Oedema evaluation. On the 14th day after CCI, 5 μm nerve sections of formalin-fixed tissues were analyzed by Azan-Mallory stain and the presence of oedema infiltrate was evaluated and quantified by an arbitrary scale starting from 1, mild oedema, up to 10, widespread oedema. Effect of PEA repeated treatments (30 mg kg⁻¹ s.c. daily) was observed in (a) PPAR-α ^+/+ and in (b)  ^−/− mice where the distal and proximal tract of the ipsilateral ligated nerve of CCI was compared with the contralateral and with the sciatic nerve of sham-operated animals. Quantitative analysis was performed evaluating 5 animals for each group. *P < 0.05 was considered as significantly different from sham, vehicle-treated mice. °P < 0.05 was considered as significantly different from CCI, vehicle-treated mice.

Figure 7

Light micrographs from 5 μm transverse sections of mouse sciatic nerve stained by Azan-Mallory, comparison between PPAR-α ^+/+ and PPAR-α ^−/− animals; 14th day. Sham: section of sciatic nerve from sham animals; CCI + vehicle: distal part of the sciatic nerve of injured vehicle-treated animals; CCI + PEA distal part of the sciatic nerve of CCI mice s.c. treated with 30 mg kg⁻¹ PEA daily for 14 days starting from the surgery. Ovoids are evidenced by arrows. Original magnification 20x.

Figure 8

CD86 positive cells evaluation in sciatic nerve. 14 days after CCI, 5 μm sections of the formalin-fixed distal part of the sciatic nerve underwent immunohistochemical staining for CD86. Effect of PEA repeated treatments (30 mg kg⁻¹ s.c. daily) was evaluated in (a) PPAR-α ^+/+ and in (b) PPAR-α ^−/− mice, and quantitative analysis was performed evaluating 5 animals for each group. *P < 0.05 was considered as significantly different from sham, vehicle-treated mice. °P < 0.05 was considered as significantly different from CCI, vehicle-treated mice.

Figure 9

CD86 positive cells evaluation in sciatic nerve. 14 days after CCI, 5 μm sections of the formalin-fixed distal part of the sciatic nerve underwent immunohistochemical staining for CD86. Effect of PEA repeated treatments (30 mg kg⁻¹ s.c. daily) was evaluated in PPAR-α ^+/+ and in  ^−/− mice, and representative images are showed, and a detailed image is shown in the insert.

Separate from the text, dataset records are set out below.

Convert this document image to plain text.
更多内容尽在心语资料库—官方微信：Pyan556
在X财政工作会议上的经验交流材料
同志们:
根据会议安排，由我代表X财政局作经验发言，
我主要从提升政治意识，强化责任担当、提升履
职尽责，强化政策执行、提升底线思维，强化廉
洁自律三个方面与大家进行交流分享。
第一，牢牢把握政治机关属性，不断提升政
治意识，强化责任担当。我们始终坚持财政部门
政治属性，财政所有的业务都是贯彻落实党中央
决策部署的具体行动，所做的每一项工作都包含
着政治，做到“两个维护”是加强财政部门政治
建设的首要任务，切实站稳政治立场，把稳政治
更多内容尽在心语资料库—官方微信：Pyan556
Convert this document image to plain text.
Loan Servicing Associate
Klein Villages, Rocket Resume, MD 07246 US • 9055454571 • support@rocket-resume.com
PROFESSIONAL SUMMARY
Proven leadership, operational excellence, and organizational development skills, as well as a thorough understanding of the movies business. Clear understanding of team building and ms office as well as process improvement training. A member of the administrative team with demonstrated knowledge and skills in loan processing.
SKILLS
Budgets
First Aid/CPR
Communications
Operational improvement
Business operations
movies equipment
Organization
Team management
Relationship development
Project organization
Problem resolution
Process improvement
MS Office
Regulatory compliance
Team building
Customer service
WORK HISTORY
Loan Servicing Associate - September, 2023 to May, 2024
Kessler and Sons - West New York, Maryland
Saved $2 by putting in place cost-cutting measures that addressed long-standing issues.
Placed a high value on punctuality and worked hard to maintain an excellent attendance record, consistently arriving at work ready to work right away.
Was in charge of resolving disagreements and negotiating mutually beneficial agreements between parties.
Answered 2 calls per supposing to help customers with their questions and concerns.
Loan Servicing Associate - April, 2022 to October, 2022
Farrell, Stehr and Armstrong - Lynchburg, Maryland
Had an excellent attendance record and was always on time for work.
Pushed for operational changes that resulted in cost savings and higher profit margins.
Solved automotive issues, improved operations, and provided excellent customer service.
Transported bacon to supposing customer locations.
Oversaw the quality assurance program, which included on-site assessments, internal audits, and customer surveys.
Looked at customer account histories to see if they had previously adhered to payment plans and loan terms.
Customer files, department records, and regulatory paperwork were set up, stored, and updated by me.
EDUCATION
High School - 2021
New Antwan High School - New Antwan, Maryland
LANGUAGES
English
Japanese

Original magnification 20x.

Figure 10

COX-2 expression levels in spinal cord. On the 14th day the spinal cord of PPAR-α ^+/+ and PPAR-α ^−/− mice was analyzed by western blot. Upper panel shows the densitometric quantification of COX-2 levels in CCI vehicle-treated animal in comparison with CCI mice repetitively treated with PEA (30 mg kg⁻¹ s.c. daily). Values were normalized to β-actin immunoreactivity. Data are expressed as the mean ± SEM of triplicate determinations performed on 5 animals for each group. **P < 0.01 was considered as significantly different from vehicle (+/+).